It began five years ago Tuesday with a surprise raid by federal agents on the Minnetonka campus of Tom Petters' business enterprise.
What followed was a whirlwind, headline-grabbing investigation and legal crime drama that today is in its final throes.
The events made Petters a household name and taught Minnesotans the intricacies of a well-executed Ponzi scheme. It was a simple and yet sophisticated fraud, in which clueless investors ponied up funds for electronics goods that never existed to sell to retailers who were not buying.
The case could have been written in Hollywood.
It involved whistleblower Deanna Coleman and fast-acting federal prosecutors who wired her to surreptitiously record incriminating conversations. There also was ex-con Larry Reynolds, who came from the witness protection program and, of course, Petters, the charming up-and-coming businessman who schmoozed with some of the best and the brightest in the Twin Cities business community.

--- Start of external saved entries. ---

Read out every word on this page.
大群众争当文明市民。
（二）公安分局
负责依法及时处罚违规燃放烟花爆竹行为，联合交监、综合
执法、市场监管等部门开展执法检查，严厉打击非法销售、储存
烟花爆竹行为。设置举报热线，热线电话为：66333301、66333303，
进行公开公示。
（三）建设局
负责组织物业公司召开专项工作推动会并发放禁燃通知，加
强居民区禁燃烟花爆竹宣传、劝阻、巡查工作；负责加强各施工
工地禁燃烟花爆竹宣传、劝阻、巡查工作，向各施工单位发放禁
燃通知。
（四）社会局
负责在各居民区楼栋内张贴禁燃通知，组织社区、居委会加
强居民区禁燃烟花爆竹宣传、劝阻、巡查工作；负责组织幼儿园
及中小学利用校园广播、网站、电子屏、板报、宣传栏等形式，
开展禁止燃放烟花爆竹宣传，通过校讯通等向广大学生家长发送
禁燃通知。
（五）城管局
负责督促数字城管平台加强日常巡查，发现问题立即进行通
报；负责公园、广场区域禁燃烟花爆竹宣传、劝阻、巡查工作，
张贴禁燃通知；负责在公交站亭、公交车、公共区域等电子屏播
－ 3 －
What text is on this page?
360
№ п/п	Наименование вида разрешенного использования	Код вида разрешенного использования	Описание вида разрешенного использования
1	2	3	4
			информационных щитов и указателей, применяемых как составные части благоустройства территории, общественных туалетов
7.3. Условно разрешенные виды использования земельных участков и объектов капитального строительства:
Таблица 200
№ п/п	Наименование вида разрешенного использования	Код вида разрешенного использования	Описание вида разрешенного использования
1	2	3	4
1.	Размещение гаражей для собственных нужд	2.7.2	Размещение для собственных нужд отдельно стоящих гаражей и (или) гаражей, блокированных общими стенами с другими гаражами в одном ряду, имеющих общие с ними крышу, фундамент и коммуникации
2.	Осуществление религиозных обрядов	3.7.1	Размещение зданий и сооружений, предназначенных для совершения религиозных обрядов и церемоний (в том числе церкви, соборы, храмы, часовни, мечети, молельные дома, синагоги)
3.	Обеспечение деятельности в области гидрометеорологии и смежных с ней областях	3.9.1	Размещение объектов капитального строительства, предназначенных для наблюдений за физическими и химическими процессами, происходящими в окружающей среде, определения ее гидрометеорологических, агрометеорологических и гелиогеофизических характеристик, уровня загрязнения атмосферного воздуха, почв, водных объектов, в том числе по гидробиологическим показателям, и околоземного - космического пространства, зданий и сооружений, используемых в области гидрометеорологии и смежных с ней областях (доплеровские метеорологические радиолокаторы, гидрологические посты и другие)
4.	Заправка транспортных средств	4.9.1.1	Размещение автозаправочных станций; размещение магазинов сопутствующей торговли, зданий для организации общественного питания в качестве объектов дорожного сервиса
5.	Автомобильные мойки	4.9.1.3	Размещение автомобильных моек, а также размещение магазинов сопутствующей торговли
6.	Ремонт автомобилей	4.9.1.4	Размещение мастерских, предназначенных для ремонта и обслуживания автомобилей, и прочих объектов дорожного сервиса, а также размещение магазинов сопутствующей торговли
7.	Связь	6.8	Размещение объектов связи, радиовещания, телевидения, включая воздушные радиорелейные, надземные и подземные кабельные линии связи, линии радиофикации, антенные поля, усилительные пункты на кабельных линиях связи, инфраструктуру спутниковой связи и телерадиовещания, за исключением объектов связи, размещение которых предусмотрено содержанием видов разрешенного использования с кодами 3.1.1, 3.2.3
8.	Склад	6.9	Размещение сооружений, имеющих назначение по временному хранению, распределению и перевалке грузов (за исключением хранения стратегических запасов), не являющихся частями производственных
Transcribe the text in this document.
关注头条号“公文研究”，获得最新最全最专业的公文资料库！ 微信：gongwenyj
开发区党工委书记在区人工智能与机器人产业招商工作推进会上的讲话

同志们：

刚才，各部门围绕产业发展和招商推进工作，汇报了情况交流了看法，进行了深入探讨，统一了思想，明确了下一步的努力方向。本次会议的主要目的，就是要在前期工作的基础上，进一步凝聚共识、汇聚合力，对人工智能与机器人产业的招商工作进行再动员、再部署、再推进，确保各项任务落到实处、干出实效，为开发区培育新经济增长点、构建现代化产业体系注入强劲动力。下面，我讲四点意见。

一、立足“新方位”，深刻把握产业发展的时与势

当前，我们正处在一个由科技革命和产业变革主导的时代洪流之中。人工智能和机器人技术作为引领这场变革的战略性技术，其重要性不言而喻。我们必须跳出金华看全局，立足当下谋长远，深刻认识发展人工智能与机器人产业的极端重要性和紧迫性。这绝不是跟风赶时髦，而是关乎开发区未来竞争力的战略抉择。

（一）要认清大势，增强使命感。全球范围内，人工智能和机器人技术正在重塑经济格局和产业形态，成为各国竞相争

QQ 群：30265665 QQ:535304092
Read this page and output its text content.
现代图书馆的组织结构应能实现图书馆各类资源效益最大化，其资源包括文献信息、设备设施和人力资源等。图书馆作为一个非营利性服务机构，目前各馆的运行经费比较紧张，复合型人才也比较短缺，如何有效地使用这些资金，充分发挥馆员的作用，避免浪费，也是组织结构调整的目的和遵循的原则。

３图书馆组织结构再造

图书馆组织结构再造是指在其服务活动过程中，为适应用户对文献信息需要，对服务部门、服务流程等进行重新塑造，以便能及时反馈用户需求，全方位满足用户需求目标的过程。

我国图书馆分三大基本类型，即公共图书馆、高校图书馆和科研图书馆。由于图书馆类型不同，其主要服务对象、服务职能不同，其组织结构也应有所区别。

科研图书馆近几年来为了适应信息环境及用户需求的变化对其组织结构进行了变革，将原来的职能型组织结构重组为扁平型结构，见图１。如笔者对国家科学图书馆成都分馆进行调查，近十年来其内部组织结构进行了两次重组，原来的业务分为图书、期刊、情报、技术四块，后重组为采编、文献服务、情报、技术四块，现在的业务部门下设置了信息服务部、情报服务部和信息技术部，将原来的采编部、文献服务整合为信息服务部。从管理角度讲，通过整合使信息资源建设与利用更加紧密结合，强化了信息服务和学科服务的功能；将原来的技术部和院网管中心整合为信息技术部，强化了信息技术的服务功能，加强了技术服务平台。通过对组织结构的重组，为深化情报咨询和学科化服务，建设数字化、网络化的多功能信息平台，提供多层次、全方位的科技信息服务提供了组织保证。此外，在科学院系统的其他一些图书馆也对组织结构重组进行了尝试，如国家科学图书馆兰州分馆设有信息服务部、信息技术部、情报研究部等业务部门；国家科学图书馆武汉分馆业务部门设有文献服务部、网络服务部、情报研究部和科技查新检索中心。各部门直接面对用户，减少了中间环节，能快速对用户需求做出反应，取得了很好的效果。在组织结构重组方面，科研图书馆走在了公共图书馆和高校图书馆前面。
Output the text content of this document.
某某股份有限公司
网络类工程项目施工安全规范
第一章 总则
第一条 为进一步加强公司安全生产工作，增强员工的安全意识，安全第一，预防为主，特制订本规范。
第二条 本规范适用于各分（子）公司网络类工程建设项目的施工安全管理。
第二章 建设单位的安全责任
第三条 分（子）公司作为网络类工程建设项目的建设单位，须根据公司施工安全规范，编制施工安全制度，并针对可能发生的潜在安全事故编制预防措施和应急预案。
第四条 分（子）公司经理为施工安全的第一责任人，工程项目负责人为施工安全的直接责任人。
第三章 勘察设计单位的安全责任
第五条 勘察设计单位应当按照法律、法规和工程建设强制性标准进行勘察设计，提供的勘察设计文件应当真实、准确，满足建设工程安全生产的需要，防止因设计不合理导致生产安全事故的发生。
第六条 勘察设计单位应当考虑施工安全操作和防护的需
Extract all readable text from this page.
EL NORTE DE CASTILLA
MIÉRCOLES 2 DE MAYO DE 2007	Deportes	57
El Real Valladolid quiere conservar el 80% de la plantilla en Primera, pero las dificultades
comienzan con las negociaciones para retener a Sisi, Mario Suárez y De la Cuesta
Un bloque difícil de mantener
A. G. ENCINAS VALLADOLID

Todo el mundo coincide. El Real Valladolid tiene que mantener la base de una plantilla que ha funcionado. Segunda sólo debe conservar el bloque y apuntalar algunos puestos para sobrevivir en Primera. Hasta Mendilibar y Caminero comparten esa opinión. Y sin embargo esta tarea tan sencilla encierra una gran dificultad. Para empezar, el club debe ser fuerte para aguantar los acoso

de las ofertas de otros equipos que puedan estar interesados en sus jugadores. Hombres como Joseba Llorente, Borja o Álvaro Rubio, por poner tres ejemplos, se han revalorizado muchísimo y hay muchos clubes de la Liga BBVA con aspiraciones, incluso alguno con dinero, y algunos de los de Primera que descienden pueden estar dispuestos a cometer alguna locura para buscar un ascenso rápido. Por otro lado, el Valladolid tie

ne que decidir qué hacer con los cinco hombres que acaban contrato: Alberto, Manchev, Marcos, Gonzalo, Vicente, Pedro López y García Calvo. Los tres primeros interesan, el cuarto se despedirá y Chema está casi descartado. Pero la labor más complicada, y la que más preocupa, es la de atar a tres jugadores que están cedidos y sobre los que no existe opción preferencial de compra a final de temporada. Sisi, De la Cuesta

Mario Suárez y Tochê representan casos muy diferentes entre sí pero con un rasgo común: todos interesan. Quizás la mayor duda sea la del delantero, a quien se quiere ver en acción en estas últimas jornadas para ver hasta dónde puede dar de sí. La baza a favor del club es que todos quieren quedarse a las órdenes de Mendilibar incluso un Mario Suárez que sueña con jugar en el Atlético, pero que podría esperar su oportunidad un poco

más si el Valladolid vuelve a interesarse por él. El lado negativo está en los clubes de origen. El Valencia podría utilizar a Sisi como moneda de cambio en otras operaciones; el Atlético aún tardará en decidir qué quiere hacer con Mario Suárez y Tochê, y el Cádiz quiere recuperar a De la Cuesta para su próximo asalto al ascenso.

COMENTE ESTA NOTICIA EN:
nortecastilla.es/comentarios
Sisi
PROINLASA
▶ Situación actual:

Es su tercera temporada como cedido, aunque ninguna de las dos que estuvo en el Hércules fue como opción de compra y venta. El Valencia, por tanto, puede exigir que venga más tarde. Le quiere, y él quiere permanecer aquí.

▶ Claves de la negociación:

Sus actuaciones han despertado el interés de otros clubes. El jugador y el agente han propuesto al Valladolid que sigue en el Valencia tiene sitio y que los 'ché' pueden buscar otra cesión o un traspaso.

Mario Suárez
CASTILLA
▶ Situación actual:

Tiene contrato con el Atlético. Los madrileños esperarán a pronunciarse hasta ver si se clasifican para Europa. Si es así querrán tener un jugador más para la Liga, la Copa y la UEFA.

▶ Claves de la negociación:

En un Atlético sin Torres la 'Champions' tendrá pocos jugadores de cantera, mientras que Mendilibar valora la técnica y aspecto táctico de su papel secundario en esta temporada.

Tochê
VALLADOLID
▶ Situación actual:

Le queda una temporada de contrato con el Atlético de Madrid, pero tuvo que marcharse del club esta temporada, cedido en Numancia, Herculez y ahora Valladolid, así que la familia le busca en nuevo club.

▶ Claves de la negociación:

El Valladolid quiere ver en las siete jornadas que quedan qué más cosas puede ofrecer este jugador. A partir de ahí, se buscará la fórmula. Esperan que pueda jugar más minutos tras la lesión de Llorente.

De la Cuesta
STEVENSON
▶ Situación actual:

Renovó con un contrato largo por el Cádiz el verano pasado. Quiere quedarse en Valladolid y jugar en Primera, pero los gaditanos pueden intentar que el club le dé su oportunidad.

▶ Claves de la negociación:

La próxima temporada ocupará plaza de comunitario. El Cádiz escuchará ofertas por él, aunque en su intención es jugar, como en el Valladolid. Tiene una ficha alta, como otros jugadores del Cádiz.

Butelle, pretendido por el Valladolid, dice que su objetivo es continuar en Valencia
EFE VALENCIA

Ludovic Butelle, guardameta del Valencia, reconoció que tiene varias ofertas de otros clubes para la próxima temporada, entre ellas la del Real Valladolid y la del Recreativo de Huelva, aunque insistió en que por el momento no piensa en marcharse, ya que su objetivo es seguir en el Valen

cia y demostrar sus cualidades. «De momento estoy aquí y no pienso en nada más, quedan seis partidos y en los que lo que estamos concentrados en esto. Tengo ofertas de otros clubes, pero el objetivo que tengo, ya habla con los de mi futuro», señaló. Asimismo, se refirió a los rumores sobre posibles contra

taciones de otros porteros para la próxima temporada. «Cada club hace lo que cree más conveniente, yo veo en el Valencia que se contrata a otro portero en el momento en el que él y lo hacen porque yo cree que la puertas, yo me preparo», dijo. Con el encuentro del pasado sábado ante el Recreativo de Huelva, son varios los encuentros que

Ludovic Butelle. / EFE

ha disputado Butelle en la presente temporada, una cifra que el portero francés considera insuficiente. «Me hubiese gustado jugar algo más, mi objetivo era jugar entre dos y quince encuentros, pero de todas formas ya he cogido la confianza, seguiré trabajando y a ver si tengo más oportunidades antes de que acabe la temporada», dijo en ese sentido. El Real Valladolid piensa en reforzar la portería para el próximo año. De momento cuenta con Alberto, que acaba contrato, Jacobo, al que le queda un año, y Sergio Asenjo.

Today, the charismatic Petters is five years into a 50-year sentence for his role in the $3.65 billion fraud scheme. But he has at least one more court appearance when he returns to St. Paul next month for a hearing on whether he had the opportunity to consider a purported 30-year plea bargain.
Other colleagues in the decadelong crime are in prison, as well. Coleman has done her time and is free again.
Several players await sentencing for their role in a scheme that once was exceeded only by the $65 billion fraud of New York's Bernard Madoff.